Fuller was the second World President of Mensa from 1974 to 1983.
Guinea Pig B:
I AM NOW CLOSE TO 88 and I am confident that the only thing important about me is that I am an average healthy human. I am also a living case history of a thoroughly documented, half-century, search-and-research project designed to discover what, if anything, an unknown, moneyless individual, with a dependent wife and newborn child, might be able to do effectively on behalf of all humanity that could not be accomplished by great nations, great religions or private enterprise, no matter how rich or powerfully armed.
— Bucky Fuller, 1983
Fuller was born on July 12, 1895, in Milton, Massachusetts, the son of Richard Buckminster Fuller and Caroline Wolcott Andrews, and grand-nephew of the American Transcendentalist Margaret Fuller.
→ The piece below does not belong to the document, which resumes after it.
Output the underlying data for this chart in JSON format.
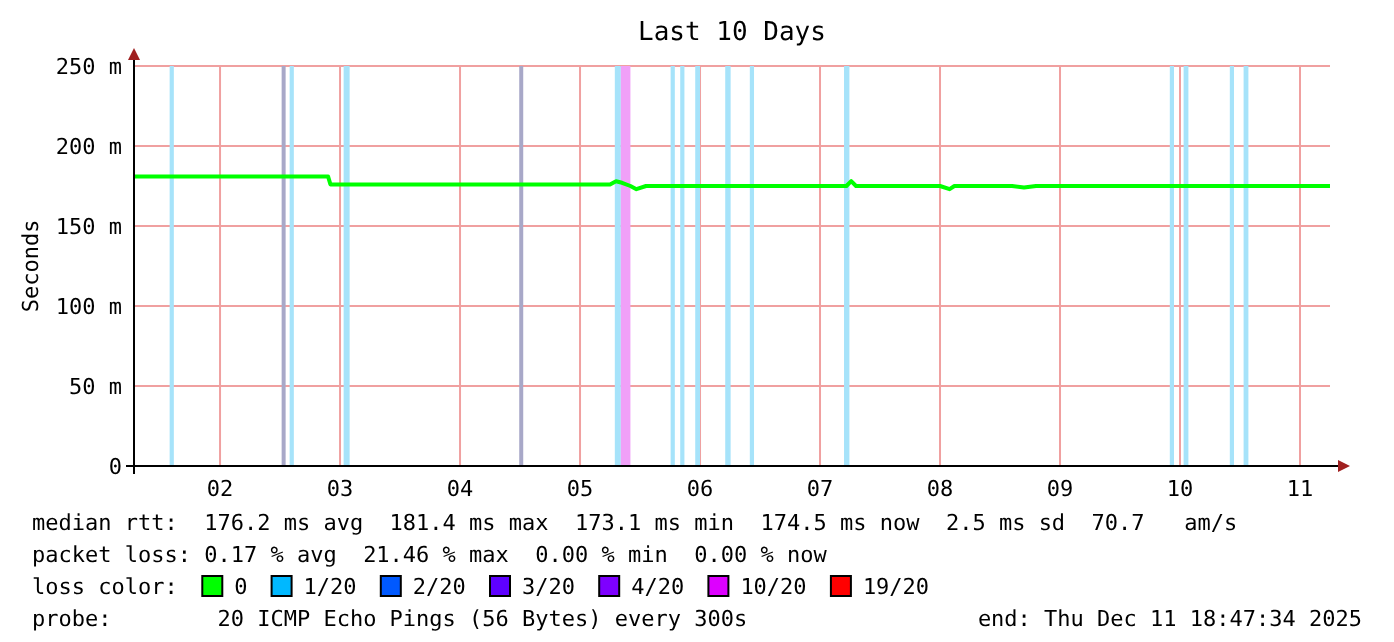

He spent much of his youth on Bear Island, in Penobscot Bay off the coast of Maine. He attended Froebelian Kindergarten. He had trouble with geometry, being unable to understand the abstraction that a chalk dot on the blackboard represented a mathematical point, or that an imperfectly drawn line with an arrow on the end was meant to stretch off to infinity. He often made items from materials he found in the woods, and sometimes made his own tools. He experimented with designing a new apparatus for human propulsion of small boats. By age 12, he had invented a 'push pull' system for propelling a row boat by use of an inverted umbrella connected to the transom with a simple oar lock which allowed the user to face forward to point the boat toward its destination. Later in life, Fuller took exception to the term "invention".